Neuroinflammation and glial dysfunction are increasingly recognized as key contributors to Parkinson’s disease (PD) pathology. However, the relationship between circulating neurodegeneration-related biomarkers and freezing of gait (FOG), a disabling motor complication, remains unclear.

Results

This cross-sectional study included 46 PD patients (22 with FOG, 24 without) and 14 age- and sex-matched controls. Serum concentrations of neurofilament light chain (NfL), glial fibrillary acidic protein (GFAP), soluble triggering receptor expressed on myeloid cells-2 (sTREM-2), and neuregulin-1 (NRG-1) were measured via ELISA. A composite Inflammatory Load Index (ILI) was constructed from CRP, ESR, NLR, HDL, and uric acid values. Clinical severity was assessed using Unified Parkinson’s Disease Rating Scale (UPDRS), Hoehn and Yahr (HY) scale, Parkinson’s Disease Questionnaire-39 (PDQ-39), and the Freezing of Gait Questionnaire (FOG-Q) scales.Compared with controls, PD patients showed significantly elevated serum NfL and GFAP levels and reduced NRG-1 levels (all p < 0.01). Within PD, no significant differences were observed for NfL, GFAP, or sTREM-2 between freezing and non-freezing subgroups.

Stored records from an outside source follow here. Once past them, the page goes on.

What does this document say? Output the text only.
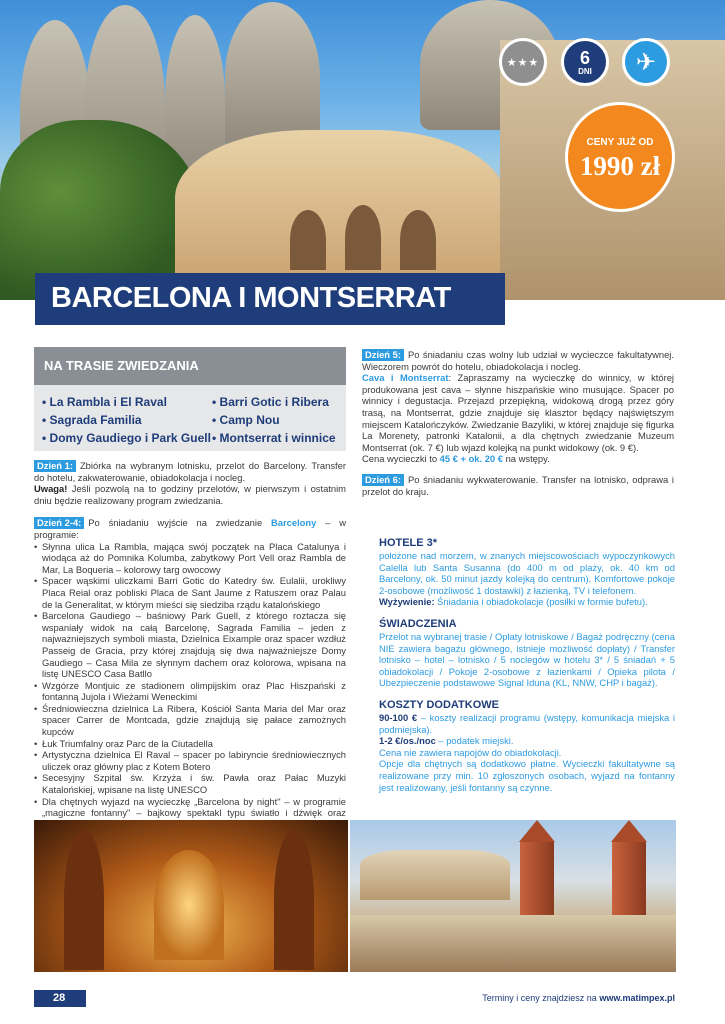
★★★ 6
DNI ✈
CENY JUŻ OD
1990 zł
BARCELONA I MONTSERRAT
NA TRASIE ZWIEDZANIA
• La Rambla i El Raval
• Sagrada Familia
• Domy Gaudiego i Park Guell
• Barri Gotic i Ribera
• Camp Nou
• Montserrat i winnice
Dzień 1: Zbiórka na wybranym lotnisku, przelot do Barcelony. Transfer do hotelu, zakwaterowanie, obiadokolacja i nocleg.
Uwaga! Jeśli pozwolą na to godziny przelotów, w pierwszym i ostatnim dniu będzie realizowany program zwiedzania.
Dzień 2-4: Po śniadaniu wyjście na zwiedzanie Barcelony – w programie:
• Słynna ulica La Rambla, mająca swój początek na Placa Catalunya i wiodąca aż do Pomnika Kolumba, zabytkowy Port Vell oraz Rambla de Mar, La Boqueria – kolorowy targ owocowy
• Spacer wąskimi uliczkami Barri Gotic do Katedry św. Eulalii, urokliwy Placa Reial oraz pobliski Placa de Sant Jaume z Ratuszem oraz Palau de la Generalitat, w którym mieści się siedziba rządu katalońskiego
• Barcelona Gaudiego – baśniowy Park Guell, z którego roztacza się wspaniały widok na całą Barcelonę, Sagrada Familia – jeden z najważniejszych symboli miasta, Dzielnica Eixample oraz spacer wzdłuż Passeig de Gracia, przy której znajdują się dwa najważniejsze Domy Gaudiego – Casa Mila ze słynnym dachem oraz kolorowa, wpisana na listę UNESCO Casa Batllo
• Wzgórze Montjuic ze stadionem olimpijskim oraz Plac Hiszpański z fontanną Jujola i Wieżami Weneckimi
• Średniowieczna dzielnica La Ribera, Kościół Santa Maria del Mar oraz spacer Carrer de Montcada, gdzie znajdują się pałace zamożnych kupców
• Łuk Triumfalny oraz Parc de la Ciutadella
• Artystyczna dzielnica El Raval – spacer po labiryncie średniowiecznych uliczek oraz główny plac z Kotem Botero
• Secesyjny Szpital św. Krzyża i św. Pawła oraz Pałac Muzyki Katalońskiej, wpisane na listę UNESCO
• Dla chętnych wyjazd na wycieczkę „Barcelona by night" – w programie „magiczne fontanny" – bajkowy spektakl typu światło i dźwięk oraz
Dzień 5: Po śniadaniu czas wolny lub udział w wycieczce fakultatywnej. Wieczorem powrót do hotelu, obiadokolacja i nocleg.
Cava i Montserrat: Zapraszamy na wycieczkę do winnicy, w której produkowana jest cava – słynne hiszpańskie wino musujące. Spacer po winnicy i degustacja. Przejazd przepiękną, widokową drogą przez góry trasą, na Montserrat, gdzie znajduje się klasztor będący najświętszym miejscem Katalończyków. Zwiedzanie Bazyliki, w której znajduje się figurka La Morenety, patronki Katalonii, a dla chętnych zwiedzanie Muzeum Montserrat (ok. 7 €) lub wjazd kolejką na punkt widokowy (ok. 9 €).
Cena wycieczki to 45 € + ok. 20 € na wstępy.
Dzień 6: Po śniadaniu wykwaterowanie. Transfer na lotnisko, odprawa i przelot do kraju.
HOTELE 3*
położone nad morzem, w znanych miejscowościach wypoczynkowych Calella lub Santa Susanna (do 400 m od plaży, ok. 40 km od Barcelony, ok. 50 minut jazdy kolejką do centrum). Komfortowe pokoje 2-osobowe (możliwość 1 dostawki) z łazienką, TV i telefonem.
Wyżywienie: Śniadania i obiadokolacje (posiłki w formie bufetu).
ŚWIADCZENIA
Przelot na wybranej trasie / Opłaty lotniskowe / Bagaż podręczny (cena NIE zawiera bagażu głównego, istnieje możliwość dopłaty) / Transfer lotnisko – hotel – lotnisko / 5 noclegów w hotelu 3* / 5 śniadań + 5 obiadokolacji / Pokoje 2-osobowe z łazienkami / Opieka pilota / Ubezpieczenie podstawowe Signal Iduna (KL, NNW, CHP i bagaż).
KOSZTY DODATKOWE
90-100 € – koszty realizacji programu (wstępy, komunikacja miejska i podmiejska).
1-2 €/os./noc – podatek miejski.
Cena nie zawiera napojów do obiadokolacji.
Opcje dla chętnych są dodatkowo płatne. Wycieczki fakultatywne są realizowane przy min. 10 zgłoszonych osobach, wyjazd na fontanny jest realizowany, jeśli fontanny są czynne.
28	Terminy i ceny znajdziesz na www.matimpex.pl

Interestingly, serum NRG-1 levels were higher in the FOG group (p = 0.031) despite comparable inflammatory indices. In adjusted models, NRG-1 showed a significant main effect for FOG status (F(1, 37) = 4.65, p = 0.037).

Conclusion

These findings highlight distinct peripheral biomarker signatures in PD, indicating widespread axonal and astroglial injury alongside impaired trophic signaling. The elevated NRG-1 levels in FOG may represent a phenotype-specific, compensatory neuroprotective response rather than a marker of inflammation. Future longitudinal studies integrating serum and CSF biomarkers with imaging and mechanistic analyses are warranted to validate these observations.